MARCH 28 | 1:00 P.M. - 2:00 P.M.



How can focusing on relationship-building transform education and engagement in your community?  What does it mean to put people before program? Many of us talk about relational Judaism, but what does it actually look like on the ground and implemented in our institutions? Join the authors who literally wrote the handbook on relational Judaism, Rabbis Lydia Medwin and Nicole Auerbach, to learn how to launch a relational engagement campaign that will transform how your members connect to one another and to Jewish tradition.


Rabbi Lydia Bloom Medwin A native of Memphis, Tennessee, Lydia attended the University of Texas in Austin (hook ’em) and Hebrew University for undergraduate studies, earning degrees in Middle Eastern Studies and Honors Humanities. Between undergraduate and graduate studies, she worked as the education director for a synagogue in Jackson, Mississippi, and traveled to places as varied as South Africa, Peru, and Greece.

Lydia was ordained on the Los Angeles campus of HUC in May of 2010. While there, she received a Masters of Hebrew Letters and a Masters in Jewish Education from the Rhea Hirsch School.
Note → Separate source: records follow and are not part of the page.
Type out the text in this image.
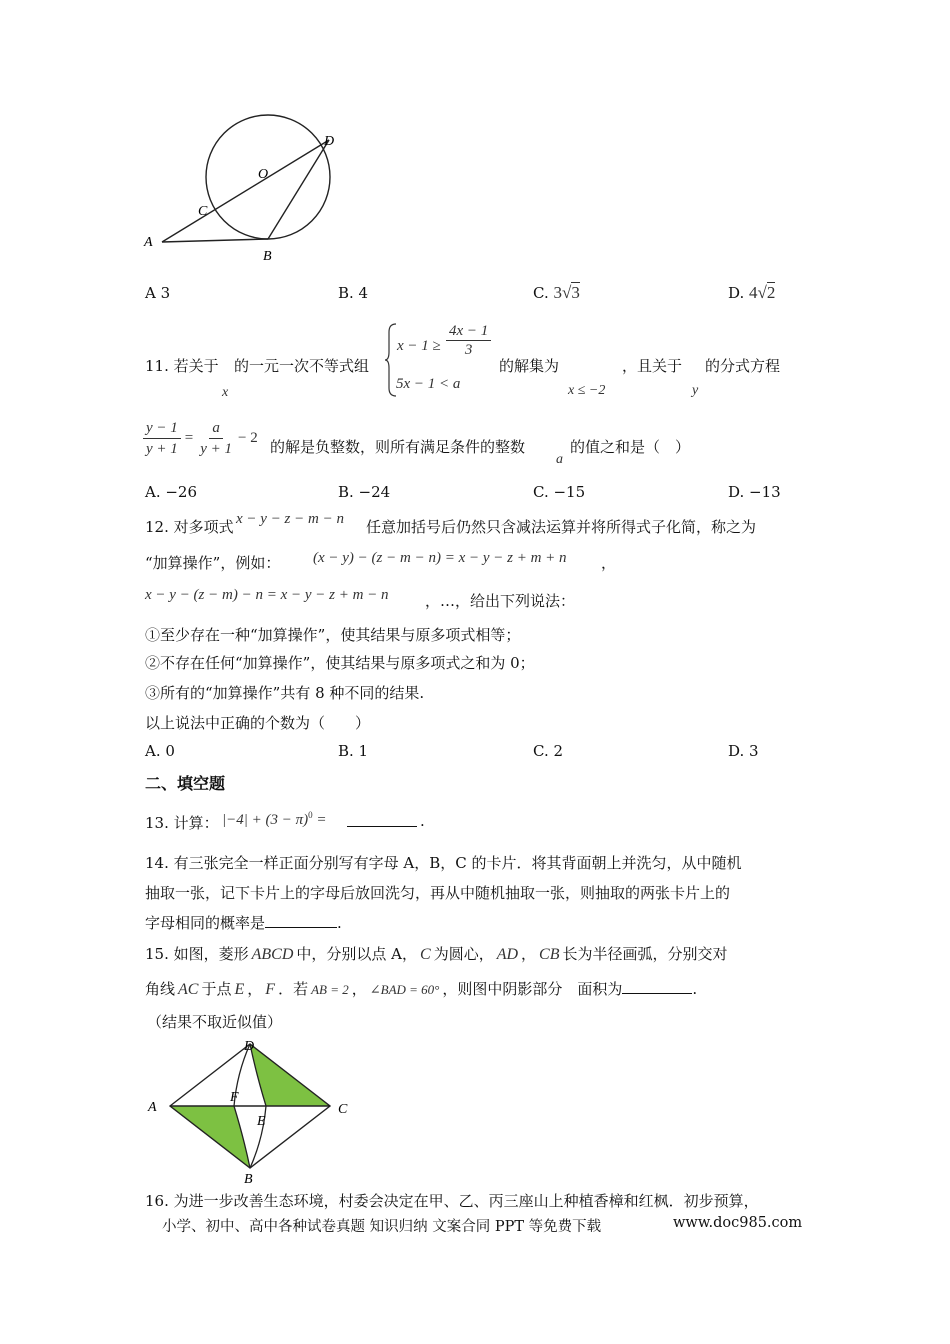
A
B
C
D
O
A 3	B. 4	C. 3√3	D. 4√2
11. 若关于
x
的一元一次不等式组
$x - 1 \ge \frac{4x - 1}{3}$
5x − 1 < a
的解集为
x ≤ −2
，且关于
y
的分式方程
$\frac{y - 1}{y + 1} = \frac{a}{y + 1} - 2$ 的解是负整数，则所有满足条件的整数
a
的值之和是（　）
A. −26	B. −24	C. −15	D. −13
12. 对多项式 x − y − z − m − n 任意加括号后仍然只含减法运算并将所得式子化简，称之为
“加算操作”，例如： (x − y) − (z − m − n) = x − y − z + m + n ，
x − y − (z − m) − n = x − y − z + m − n ，…，给出下列说法：
①至少存在一种“加算操作”，使其结果与原多项式相等；
②不存在任何“加算操作”，使其结果与原多项式之和为 0；
③所有的“加算操作”共有 8 种不同的结果.
以上说法中正确的个数为（　　）
A. 0	B. 1	C. 2	D. 3
二、填空题
13. 计算： $|-4| + (3 - \pi)^0$ =	.
14. 有三张完全一样正面分别写有字母 A，B，C 的卡片．将其背面朝上并洗匀，从中随机
抽取一张，记下卡片上的字母后放回洗匀，再从中随机抽取一张，则抽取的两张卡片上的
字母相同的概率是	.
15. 如图，菱形 ABCD 中，分别以点 A， C 为圆心， AD ， CB 长为半径画弧，分别交对
角线 AC 于点 E ， F ．若 AB = 2 ， ∠BAD = 60° ，则图中阴影部分　面积为	.
（结果不取近似值）
A
B
C
D
E
F
16. 为进一步改善生态环境，村委会决定在甲、乙、丙三座山上种植香樟和红枫．初步预算，
小学、初中、高中各种试卷真题 知识归纳 文案合同 PPT 等免费下载	www.doc985.com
She had formative experiences traveling to El Salvador with other student rabbis from across the denominations with American Jewish World Service, leading UCLA Hillel students on service trips to the Appalachian mountains and Yosemite, and engaging in an intensive course on community organizing. Lydia feels blessed to have worked with synagogue B’nai David in Visalia, synagogue Or Ami in Calabasas, the Hillel at UCLA, and as a teacher’s assistant at USC in Jewish history. She interned and later served for four years as a pulpit rabbi at Stephen S. Wise Temple in Los Angeles.

While in rabbinic school, Lydia met her husband, Dan Medwin, and they and their three children, Zimra, Gavi and Jasmine, are thrilled to be a part of The Temple community in Atlanta, GA. Lydia is a co-Author with Dr. Ron Wolfson and Rabbi Nicole Auerbach on the forthcoming The Relational Judaism Handbook: How to Create a Relational Engagement Campaign to Build and Deepen Relationships in Your Community (Kripke Institute).
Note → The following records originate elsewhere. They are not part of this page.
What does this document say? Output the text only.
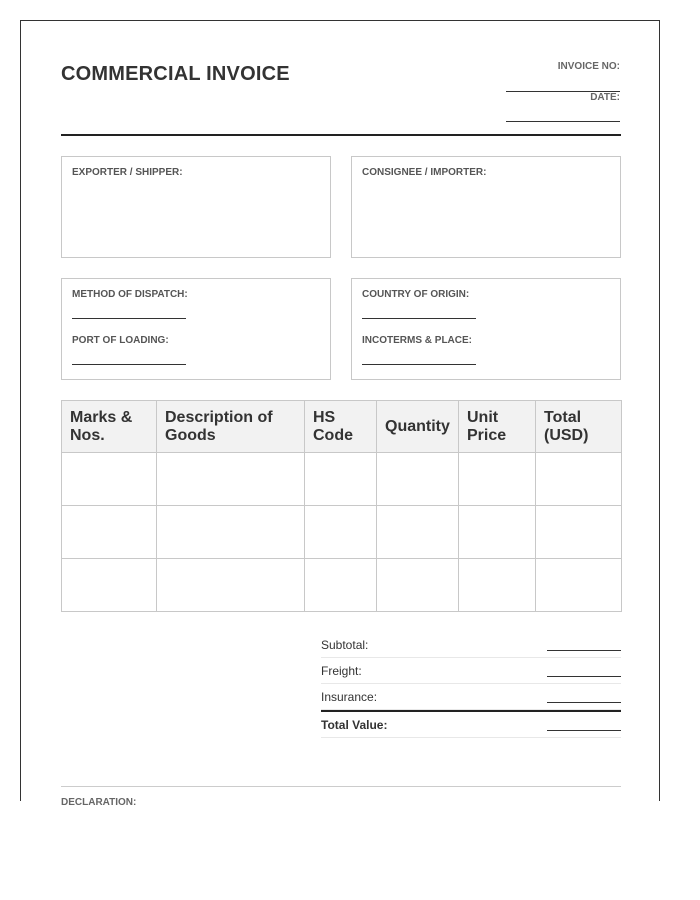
COMMERCIAL INVOICE	INVOICE NO:
DATE:
EXPORTER / SHIPPER:	CONSIGNEE / IMPORTER:
METHOD OF DISPATCH:
PORT OF LOADING:
COUNTRY OF ORIGIN:
INCOTERMS & PLACE:
Marks & Nos.	Description of Goods	HS Code	Quantity	Unit Price	Total (USD)

Subtotal:
Freight:
Insurance:
Total Value:
DECLARATION:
Rabbi Nicole Armenta Auerbach is the Director for Community-Building Initiatives at Central Synagogue in New York City, guiding a number of different programs aimed at building a sense of connection and community among Central’s members. In this role, she oversees adult education, as well as Central’s “small group” initiative, which creates and supports lay-led groups of congregants that come together on a regular basis to discuss Jewish ideas and build relationships. She is the author, with Dr. Ron Wolfson and Rabbi Lydia Medwin, of The Relational Judaism Handbook, which offers a step-by-step guide to building deeper relationships within Jewish communities and institutions.

Before rabbinical school, Rabbi Auerbach worked as an attorney for 10 years, first as a federal public defender, and then as a media lawyer specializing in First Amendment issues. She earned an undergraduate degree in Women’s Studies from Harvard, where she also earned her J.D. She lives in New York City with her husband and two daughters, Catherine and Vivian, who are both enthusiastic members of URJ Crane Lake Camp, where Nicole also serves as faculty.